Sospeso sul confine di un mondo sognato, vedo un bambino come me inseguire gli stracci di una ballerina dispersi nell’aria, aspetterà che sul far della sera diventino ali. Vorrei che la mia bolla di luce confortasse il suo sogno, rischiarandone il volo verso un cielo lontano.
I miei occhi volgono indietro ad ogni passo ma in altre terre mi sveglierò da questo sogno e raccoglierò quei fiori spezzati, dischiusi alla debole luce notturna che segni la via. Se il loro pianto potesse sciogliersi, nutrirebbe questo tempo degli uomini che si affretta a fuggirne le ombre e ogni istinto di libertà destinato a sfiorire troverebbe respiro.
Veglia, mia luna, questa terra gonfia di nidi e preghiere.
Veglia e solleva i suoi rami feriti, disperdi le tue luci notturne sulle rose del borgo.
Il tutto, non sarebbe stato possibile senza l’appoggio morale ed economico di Grazia De Franceschi, la produttrice esecutiva milanese, che ha fatto sì che non dovessi sentirmi un APS, acronimo col quale Umberto Eco designava gli Autori a Proprie Spese.
Nella costruzione dell’album, avendolo pensato come concept, c’è stato un impegno certosino per quanto concerne le linee melodiche, armoniche e gli arrangiamenti. Non solo il tema e la parte lirica, ma anche quella strumentale e compositiva, hanno richiesto grande sollecitudine da parte di tutti i collaboratori, ingegnere del suono compreso.
Per certi versi, prevalgono le sonorità world music, ma hanno un certo risalto anche il folk e la musica popolare.

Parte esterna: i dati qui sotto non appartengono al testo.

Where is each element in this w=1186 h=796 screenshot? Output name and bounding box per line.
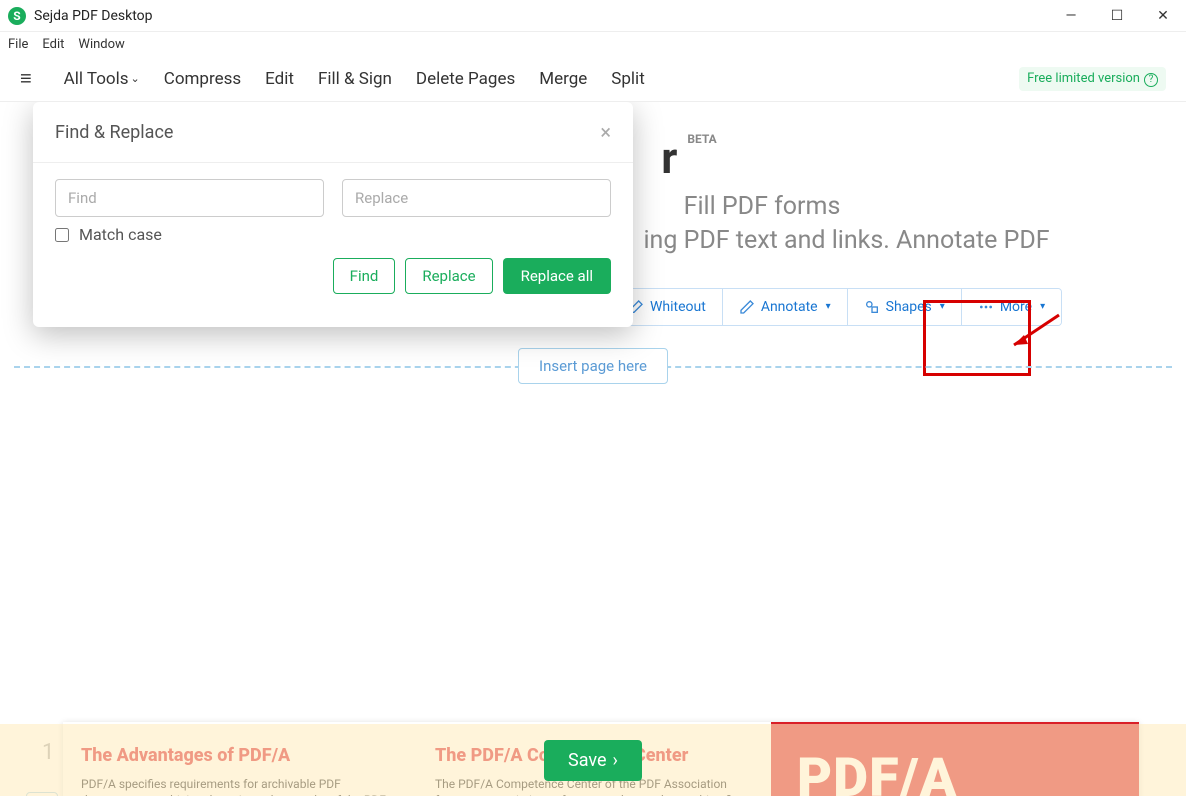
match-case-label: Match case xyxy=(79,225,162,244)
shapes-tool[interactable]: Shapes▾ xyxy=(848,289,962,325)
save-bar: Save › xyxy=(0,724,1186,796)
find-input[interactable] xyxy=(55,179,324,217)
hamburger-icon[interactable]: ≡ xyxy=(20,66,32,91)
annotate-tool[interactable]: Annotate▾ xyxy=(723,289,848,325)
compress-button[interactable]: Compress xyxy=(164,69,241,89)
match-case-checkbox[interactable] xyxy=(55,228,69,242)
replace-input[interactable] xyxy=(342,179,611,217)
menu-window[interactable]: Window xyxy=(78,37,124,52)
save-button[interactable]: Save › xyxy=(544,740,642,781)
replace-all-button[interactable]: Replace all xyxy=(503,258,611,294)
app-logo: S xyxy=(8,7,26,25)
menu-edit[interactable]: Edit xyxy=(42,37,64,52)
shapes-icon xyxy=(864,299,880,315)
main-toolbar: ≡ All Tools⌄ Compress Edit Fill & Sign D… xyxy=(0,56,1186,102)
merge-button[interactable]: Merge xyxy=(539,69,587,89)
pencil-icon xyxy=(739,299,755,315)
menu-file[interactable]: File xyxy=(8,37,28,52)
help-icon: ? xyxy=(1144,73,1158,87)
insert-page-row: Insert page here xyxy=(0,348,1186,384)
find-button[interactable]: Find xyxy=(333,258,396,294)
dialog-close-button[interactable]: × xyxy=(600,120,611,144)
insert-page-button[interactable]: Insert page here xyxy=(518,348,668,384)
title-bar: S Sejda PDF Desktop — ☐ ✕ xyxy=(0,0,1186,32)
more-tool[interactable]: More▾ xyxy=(962,289,1061,325)
free-version-badge[interactable]: Free limited version? xyxy=(1019,67,1166,91)
find-replace-dialog: Find & Replace × Match case Find Replace… xyxy=(33,102,633,327)
chevron-right-icon: › xyxy=(613,750,618,771)
dialog-title: Find & Replace xyxy=(55,122,173,143)
split-button[interactable]: Split xyxy=(611,69,644,89)
window-title: Sejda PDF Desktop xyxy=(34,8,153,24)
chevron-down-icon: ▾ xyxy=(826,301,831,312)
delete-pages-button[interactable]: Delete Pages xyxy=(416,69,515,89)
content-area: Find & Replace × Match case Find Replace… xyxy=(0,102,1186,796)
edit-button[interactable]: Edit xyxy=(265,69,294,89)
beta-badge: BETA xyxy=(687,132,716,146)
replace-button[interactable]: Replace xyxy=(405,258,492,294)
all-tools-menu[interactable]: All Tools⌄ xyxy=(64,69,140,89)
chevron-down-icon: ▾ xyxy=(1040,301,1045,312)
maximize-button[interactable]: ☐ xyxy=(1094,0,1140,32)
ellipsis-icon xyxy=(978,299,994,315)
minimize-button[interactable]: — xyxy=(1048,0,1094,32)
close-window-button[interactable]: ✕ xyxy=(1140,0,1186,32)
fill-sign-button[interactable]: Fill & Sign xyxy=(318,69,392,89)
chevron-down-icon: ▾ xyxy=(940,301,945,312)
menu-bar: File Edit Window xyxy=(0,32,1186,56)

Gli arrangiamenti sono stati affidati a Gianfranco Fedele (“Madre” e “Madame dei fiori”), ai vari musicisti che si sono avvicendati in sala di registrazione e al maestro Giovanni Vicidomini, polistrumentista salernitano; suo è per esempio il magistrale arrangiamento di “Girotondo Theme”, la chiusa strumentale di “Novembre”, costituente il filo rosso musicale che tiene legate le undici canzoni dell’album.
Non solo testi e musiche hanno richiesto ragguardevole impegno, ma anche la parte grafica e fotografica, così che il prodotto, se in tal modo è definibile, avesse la giusta confezione.